Le Conseil de la Caisse nationale de solidarité pour l'autonomie a transmise au parlement un avis qui détaille ses interrogations et ses alertes sur le projet de loi de financement de la Sécurité sociale pour 2024.
Le conseil de la CNSA déplore une « absence de vision globale »
Le Projet de loi de financement de la Sécurité sociale pour 2024 sera examiné par la commission des affaires sociales de l'Assemblée nationale à partir du 17 octobre et débattu dans l'hémicycle à partir du 24. Il a été présenté le 3 octobre au Conseil de la Caisse nationale de solidarité pour l'autonomie (CNSA) par Aurore Bergé, ministre des Solidarités et des familles et Fadila Khattabi, ministre déléguée aux personnes handicapées.
L'avis motivé du Conseil sera transmis au Parlement. Il y détaille les interrogations et alertes qui restent nombreuses, dans un contexte de très fortes tensions sur l'ensemble du secteur des établissements et services médico-sociaux.

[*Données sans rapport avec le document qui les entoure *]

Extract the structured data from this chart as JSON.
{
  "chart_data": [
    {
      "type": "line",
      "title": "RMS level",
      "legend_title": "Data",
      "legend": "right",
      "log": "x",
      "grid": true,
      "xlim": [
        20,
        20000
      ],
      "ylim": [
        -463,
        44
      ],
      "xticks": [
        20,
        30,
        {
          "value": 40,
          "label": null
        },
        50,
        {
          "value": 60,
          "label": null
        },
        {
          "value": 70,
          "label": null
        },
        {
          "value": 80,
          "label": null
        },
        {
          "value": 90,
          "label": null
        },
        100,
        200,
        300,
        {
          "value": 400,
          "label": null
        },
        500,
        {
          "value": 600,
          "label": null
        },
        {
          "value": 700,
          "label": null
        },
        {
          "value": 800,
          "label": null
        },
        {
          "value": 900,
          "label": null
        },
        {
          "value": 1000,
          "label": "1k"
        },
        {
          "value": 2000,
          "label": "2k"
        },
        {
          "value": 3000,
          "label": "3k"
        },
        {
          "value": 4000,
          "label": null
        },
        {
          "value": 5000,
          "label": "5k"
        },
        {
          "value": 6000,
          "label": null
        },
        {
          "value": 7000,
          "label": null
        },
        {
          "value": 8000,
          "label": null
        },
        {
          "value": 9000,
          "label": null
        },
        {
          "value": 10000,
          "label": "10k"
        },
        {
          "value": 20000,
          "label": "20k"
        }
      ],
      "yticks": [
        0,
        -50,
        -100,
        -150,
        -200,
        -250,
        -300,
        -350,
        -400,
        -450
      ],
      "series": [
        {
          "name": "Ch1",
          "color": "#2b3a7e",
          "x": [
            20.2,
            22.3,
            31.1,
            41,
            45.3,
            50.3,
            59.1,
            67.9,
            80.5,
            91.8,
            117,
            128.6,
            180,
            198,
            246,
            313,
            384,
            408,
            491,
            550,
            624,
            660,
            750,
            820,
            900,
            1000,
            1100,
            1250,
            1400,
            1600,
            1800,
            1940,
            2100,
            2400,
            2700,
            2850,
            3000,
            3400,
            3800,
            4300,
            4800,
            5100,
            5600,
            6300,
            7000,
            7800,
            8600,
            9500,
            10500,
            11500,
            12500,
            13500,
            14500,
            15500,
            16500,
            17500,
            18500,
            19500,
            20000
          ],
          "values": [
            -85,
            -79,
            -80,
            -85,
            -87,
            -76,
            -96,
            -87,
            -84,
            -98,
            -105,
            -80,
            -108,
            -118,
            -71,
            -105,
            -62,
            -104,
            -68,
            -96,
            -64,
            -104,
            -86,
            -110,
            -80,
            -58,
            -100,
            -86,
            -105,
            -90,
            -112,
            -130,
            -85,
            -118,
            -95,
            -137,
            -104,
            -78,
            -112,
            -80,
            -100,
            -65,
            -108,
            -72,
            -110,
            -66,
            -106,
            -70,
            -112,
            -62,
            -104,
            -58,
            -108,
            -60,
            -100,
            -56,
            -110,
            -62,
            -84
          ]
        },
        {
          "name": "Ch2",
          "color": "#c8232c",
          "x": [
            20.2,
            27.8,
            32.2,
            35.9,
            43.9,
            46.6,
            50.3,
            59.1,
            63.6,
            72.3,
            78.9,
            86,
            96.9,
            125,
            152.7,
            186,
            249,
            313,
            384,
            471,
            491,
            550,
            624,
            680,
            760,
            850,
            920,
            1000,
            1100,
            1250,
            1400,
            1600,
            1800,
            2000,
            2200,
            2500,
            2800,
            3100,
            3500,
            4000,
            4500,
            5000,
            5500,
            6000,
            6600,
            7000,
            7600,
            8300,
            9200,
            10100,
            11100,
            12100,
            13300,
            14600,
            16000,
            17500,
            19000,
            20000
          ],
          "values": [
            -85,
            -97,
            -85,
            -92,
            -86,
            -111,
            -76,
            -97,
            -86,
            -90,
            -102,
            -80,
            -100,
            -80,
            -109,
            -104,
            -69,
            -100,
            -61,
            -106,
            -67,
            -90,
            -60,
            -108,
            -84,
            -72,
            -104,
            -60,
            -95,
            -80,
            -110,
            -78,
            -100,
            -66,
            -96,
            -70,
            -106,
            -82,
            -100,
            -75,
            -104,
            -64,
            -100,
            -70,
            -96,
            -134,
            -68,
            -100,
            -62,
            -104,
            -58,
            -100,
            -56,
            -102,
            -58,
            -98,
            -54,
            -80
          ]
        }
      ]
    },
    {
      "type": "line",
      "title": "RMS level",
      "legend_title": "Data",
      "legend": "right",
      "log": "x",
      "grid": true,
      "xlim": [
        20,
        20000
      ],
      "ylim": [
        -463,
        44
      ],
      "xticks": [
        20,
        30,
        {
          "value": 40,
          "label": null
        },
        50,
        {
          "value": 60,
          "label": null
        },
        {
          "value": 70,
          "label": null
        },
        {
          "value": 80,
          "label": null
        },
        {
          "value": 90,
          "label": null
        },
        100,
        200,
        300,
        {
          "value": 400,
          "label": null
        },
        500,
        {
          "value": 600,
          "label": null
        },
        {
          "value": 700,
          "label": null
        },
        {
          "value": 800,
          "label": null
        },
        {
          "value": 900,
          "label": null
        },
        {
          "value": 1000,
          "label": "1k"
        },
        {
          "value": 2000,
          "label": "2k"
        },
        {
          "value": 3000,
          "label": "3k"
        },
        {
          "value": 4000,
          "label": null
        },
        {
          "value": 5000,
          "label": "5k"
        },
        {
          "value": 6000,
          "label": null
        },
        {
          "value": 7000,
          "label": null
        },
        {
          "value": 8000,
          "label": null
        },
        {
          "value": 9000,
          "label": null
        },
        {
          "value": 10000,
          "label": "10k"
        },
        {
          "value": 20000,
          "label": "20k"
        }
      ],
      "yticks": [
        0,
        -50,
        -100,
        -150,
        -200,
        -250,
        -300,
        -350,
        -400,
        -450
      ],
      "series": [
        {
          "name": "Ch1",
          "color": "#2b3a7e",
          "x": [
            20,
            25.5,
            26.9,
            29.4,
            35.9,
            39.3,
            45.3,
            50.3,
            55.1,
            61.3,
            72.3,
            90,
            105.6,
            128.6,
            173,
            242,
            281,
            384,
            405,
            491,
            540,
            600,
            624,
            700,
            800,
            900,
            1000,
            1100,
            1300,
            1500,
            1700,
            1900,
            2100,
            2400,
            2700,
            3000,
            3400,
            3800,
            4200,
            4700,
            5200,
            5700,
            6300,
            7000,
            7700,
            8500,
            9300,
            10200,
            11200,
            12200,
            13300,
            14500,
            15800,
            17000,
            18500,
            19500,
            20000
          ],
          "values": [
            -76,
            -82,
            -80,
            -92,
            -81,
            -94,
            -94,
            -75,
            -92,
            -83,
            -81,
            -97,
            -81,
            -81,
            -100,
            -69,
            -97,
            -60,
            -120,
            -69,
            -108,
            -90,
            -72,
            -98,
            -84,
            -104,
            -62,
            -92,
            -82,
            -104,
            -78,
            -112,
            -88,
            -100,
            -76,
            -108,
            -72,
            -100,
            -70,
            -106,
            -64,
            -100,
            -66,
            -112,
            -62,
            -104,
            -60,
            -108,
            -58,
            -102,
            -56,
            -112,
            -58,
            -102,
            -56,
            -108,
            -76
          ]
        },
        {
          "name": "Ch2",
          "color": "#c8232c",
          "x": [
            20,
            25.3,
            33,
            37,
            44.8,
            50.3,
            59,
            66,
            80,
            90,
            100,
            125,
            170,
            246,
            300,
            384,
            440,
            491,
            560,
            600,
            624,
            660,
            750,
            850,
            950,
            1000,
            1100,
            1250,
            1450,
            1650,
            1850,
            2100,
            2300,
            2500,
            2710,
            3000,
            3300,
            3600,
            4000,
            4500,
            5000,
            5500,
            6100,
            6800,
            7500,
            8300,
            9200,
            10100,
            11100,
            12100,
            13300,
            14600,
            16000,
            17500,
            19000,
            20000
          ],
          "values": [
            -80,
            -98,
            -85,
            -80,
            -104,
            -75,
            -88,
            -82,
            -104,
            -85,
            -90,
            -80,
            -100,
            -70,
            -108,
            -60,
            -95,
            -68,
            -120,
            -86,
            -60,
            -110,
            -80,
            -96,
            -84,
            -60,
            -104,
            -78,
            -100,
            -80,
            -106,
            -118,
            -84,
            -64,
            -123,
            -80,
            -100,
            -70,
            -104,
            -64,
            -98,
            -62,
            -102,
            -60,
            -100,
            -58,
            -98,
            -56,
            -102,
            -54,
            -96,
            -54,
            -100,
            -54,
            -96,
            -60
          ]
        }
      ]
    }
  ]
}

« Régime adapté » de financement des Ehpad
Dans le champ du grand âge, les membres du conseil se sont penchés sur le « régime adapté » (dérogatoire) de financement des Ehpad qui sera proposé aux conseils départementaux volontaires et mis en oeuvre à partir de 2025.
Pour certains membres du Conseil, son caractère optionnel entre en contradiction avec les objectifs d'équité territoriale et de simplification portés par la branche Autonomie. Ils appellent à une généralisation rapide de cette mesure.
D'autres questionnent le risque de médicalisation accrue des Ehpad qui pourrait en résulter ou encore son impact sur le reste à charge des familles. Ils seront attentifs aux modalités de mise en oeuvre de cette mesure. Ils s'interrogent, par ailleurs, sur l'opportunité d'envisager un schéma de financement unifié dans le cadre de la réforme des services autonomie à domicile.
Plus globalement, s'agissant des Ehpad, les membres du conseil ont rappelé leur souhait d'assurer un contrôle régulier de la réalité des 50 000 créations d'emplois programmés d'ici 2030, dont + de 6 000 au titre de 2024, afin de renforcer leur taux d'encadrement.
« Une forte incompréhension » sur l'absence de mesure nouvelle pour le domicile
Concernant les services d'aides et d'accompagnement à domicile, les membres du conseil notent également la montée en charge de plusieurs mesures votées en LFSS pour 2022 et 2023. L'absence de mesures nouvelles sur le domicile en particulier soulève leur « très forte incompréhension » au regard de l'objectif de promotion de l'approche domiciliaire et d'aide aux aidants. Au regard des enjeux liés au vieillissement de la population et à l'inclusion, il ne leur parait pas possible de répondre aux besoins croissants des personnes sans une progression plus importante des dépenses de la branche et de nouvelles recettes. Ils notent que ce constat est partagé par le Haut conseil des finances publiques qui relève dans son dernier avis du 22 septembre que la trajectoire des dépenses des administrations de sécurité sociale présente une hausse en moyenne de 0,8 % sur la période 2024 - 2027, mais que cette trajectoire « ne laisse cependant pas apparaître de surcoût progressif lié aux dépenses de dépendance, malgré la hausse des besoins liés à la perte d'autonomie découlant du vieillissement de la population ». Ils demandent donc à ce que le gouvernement prenne enfin la mesure des besoins.
Des taux de défaillance inédits
Compte tenu des très grandes difficultés remontées par les structures du secteur, qui présentent « des taux de défaillance inédits », ils considèrent également que le montant du fonds d'urgence de 100 millions d'euros annoncé cet été est très insuffisant et souhaitent que des mesures plus structurelles soient prises pour l'ensemble du secteur, en établissement comme à domicile, reposant sur une clarification des responsabilités des acteurs et une simplification de la gouvernance territoriale de la branche.
Enfin, les membres du conseil souhaitent rappeler qu'une politique ambitieuse pour l'autonomie nécessite de construire une vision globale et de penser chaque mesure dans un ensemble cohérent. Cette vision globale continue de manquer actuellement et nuit à la lisibilité des nombreuses mesures prises dans chacune des lois de financement de la sécurité sociale pour améliorer les droits des personnes. Celle de 2024 ne fait pas exception en la matière et se révèle dès lors décevante au regard des enjeux.